Menos culpa, mais presença: o desafio das telas na infância
Outro dia, uma mãe chegou ao consultório e já foi logo dizendo: “não me julgue, meu filho usa celular todos os dias e eu não controlo o tempo.” Não a julguei, nem me surpreendi porque o que ela disse retrata algo muito comum atualmente: Nunca tivemos tantas informações sobre os prejuízos do excesso de telas e, ao mesmo tempo, nunca foi tão difícil criar filhos sem recorrer a elas. Vivemos conectados e eles já nasceram assim. Trabalhamos, resolvemos problemas, pagamos contas pelo celular e, muitas vezes, somos obrigados a cuidar dos nossos filhos enquanto respondemos mensagens, participamos de reuniões ou tentamos dar conta da casa. Então, antes de qualquer orientação, quero dizer uma coisa importante: o que nos educa é a informação, não a culpa.
Existe uma grande diferença entre usar a tecnologia como apoio e transformá-la na principal companhia da criança. Os primeiros anos de vida são um período extraordinário. O cérebro infantil cresce em uma velocidade que nunca mais se repetirá. Milhões de conexões são formadas a partir das experiências vividas: uma conversa durante o banho, uma brincadeira de esconde-esconde, uma história contada antes de dormir. É brincando e vivenciando que a criança aprende a compreender o mundo e nenhuma tela consegue reproduzir isso com exatidão.
Por esse motivo, a Organização Mundial da Saúde recomenda que crianças menores de dois anos não sejam expostas às telas (com exceção das videochamadas com familiares, claro) e que, entre dois e cinco anos, o tempo seja limitado a, no máximo, uma hora por dia, sempre com conteúdo apropriado e acompanhado por um adulto. Essas recomendações não surgiram por acaso. Nos últimos anos, pesquisadores têm observado uma associação entre o uso excessivo de telas na primeira infância e maiores dificuldades relacionadas ao desenvolvimento da linguagem, da atenção, da qualidade do sono e das habilidades socioemocionais. Embora cada criança seja única e os estudos não permitam afirmar que a tela seja a única causa desses problemas, existe um consenso importante: quando ela substitui as interações humanas, o brincar livre e o movimento, o desenvolvimento pode ser prejudicado, mas existe um detalhe que merece nossa atenção: o que a criança deixa de viver enquanto está em frente à tela.
Uma hora assistindo a um desenho depois de uma tarde inteira brincando no quintal, ouvindo histórias e conversando com os pais é muito diferente de passar horas consecutivas diante de vídeos porque não existem outras possibilidades de interação. O cérebro infantil precisa de movimento, texturas, cair e levantar, montar torres e vê-las desmoronar, ouvir diferentes tons de voz, precisa do ‘olhar nos olhos’. É nessas experiências aparentemente simples que acontecem os maiores aprendizados.

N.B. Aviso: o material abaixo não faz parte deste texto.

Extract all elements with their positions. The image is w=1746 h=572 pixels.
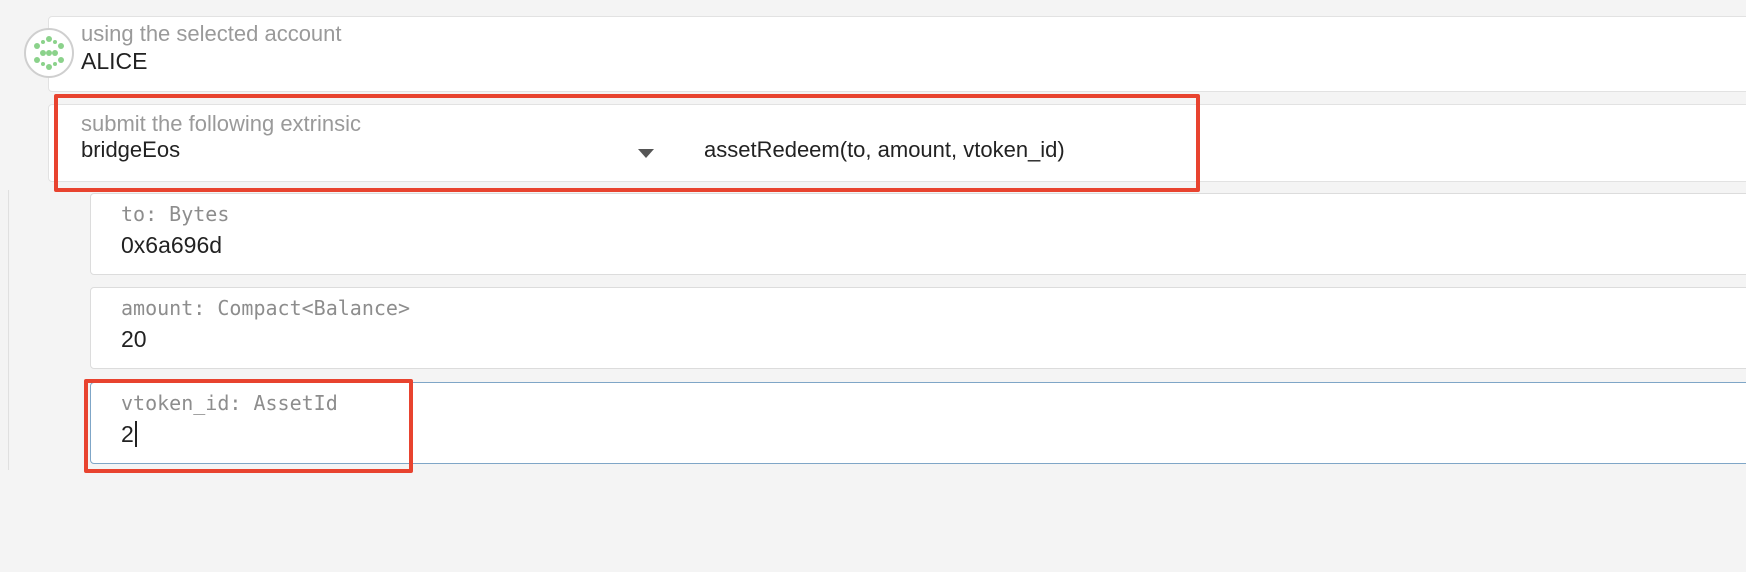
param-to-label: to: Bytes xyxy=(121,202,230,226)
method-dropdown[interactable]: assetRedeem(to, amount, vtoken_id) xyxy=(704,137,1065,163)
account-name[interactable]: ALICE xyxy=(81,48,147,75)
param-vtoken-id-input[interactable]: 2 xyxy=(121,421,134,447)
account-avatar-icon xyxy=(24,28,74,78)
param-amount[interactable]: amount: Compact<Balance> 20 xyxy=(90,287,1746,369)
extrinsic-label: submit the following extrinsic xyxy=(81,111,362,136)
chevron-down-icon[interactable] xyxy=(638,149,654,158)
param-vtoken-id-field[interactable]: 2 xyxy=(121,421,137,448)
param-amount-label: amount: Compact<Balance> xyxy=(121,296,410,320)
param-to-input[interactable]: 0x6a696d xyxy=(121,232,222,259)
param-amount-input[interactable]: 20 xyxy=(121,326,147,353)
extrinsic-selector: submit the following extrinsic bridgeEos… xyxy=(48,104,1746,182)
param-vtoken-id-label: vtoken_id: AssetId xyxy=(121,391,338,415)
param-to[interactable]: to: Bytes 0x6a696d xyxy=(90,193,1746,275)
params-divider xyxy=(8,190,9,470)
text-cursor xyxy=(134,421,137,447)
account-label: using the selected account xyxy=(81,21,342,46)
param-vtoken-id[interactable]: vtoken_id: AssetId 2 xyxy=(90,382,1746,464)
account-selector[interactable]: using the selected account ALICE xyxy=(48,16,1746,92)
module-dropdown[interactable]: bridgeEos xyxy=(81,137,180,163)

Como neuropsicopedagoga, percebo que muitos pais carregam muita culpa. Eles sabem das recomendações, mas vivem uma realidade muito distante do cenário ideal: mães solo, pais que trabalham em casa, famílias sem rede de apoio, avós que cuidam dos netos, casais que chegam exaustos ao fim do dia. Nessas circunstâncias, às vezes o celular se torna um recurso, não uma escolha. Reconhecer isso não significa defender o uso indiscriminado das telas, mas compreender que orientar famílias exige empatia.
A ciência também nos mostra algo bastante interessante: a forma como os adultos participam do uso das telas faz diferença. Estudos sobre mediação parental indicam que conversar sobre o conteúdo, assistir junto, estabelecer limites e escolher materiais adequados reduz muitos dos riscos associados ao uso das mídias digitais. Em outras palavras, a presença do adulto continua sendo o fator mais importante.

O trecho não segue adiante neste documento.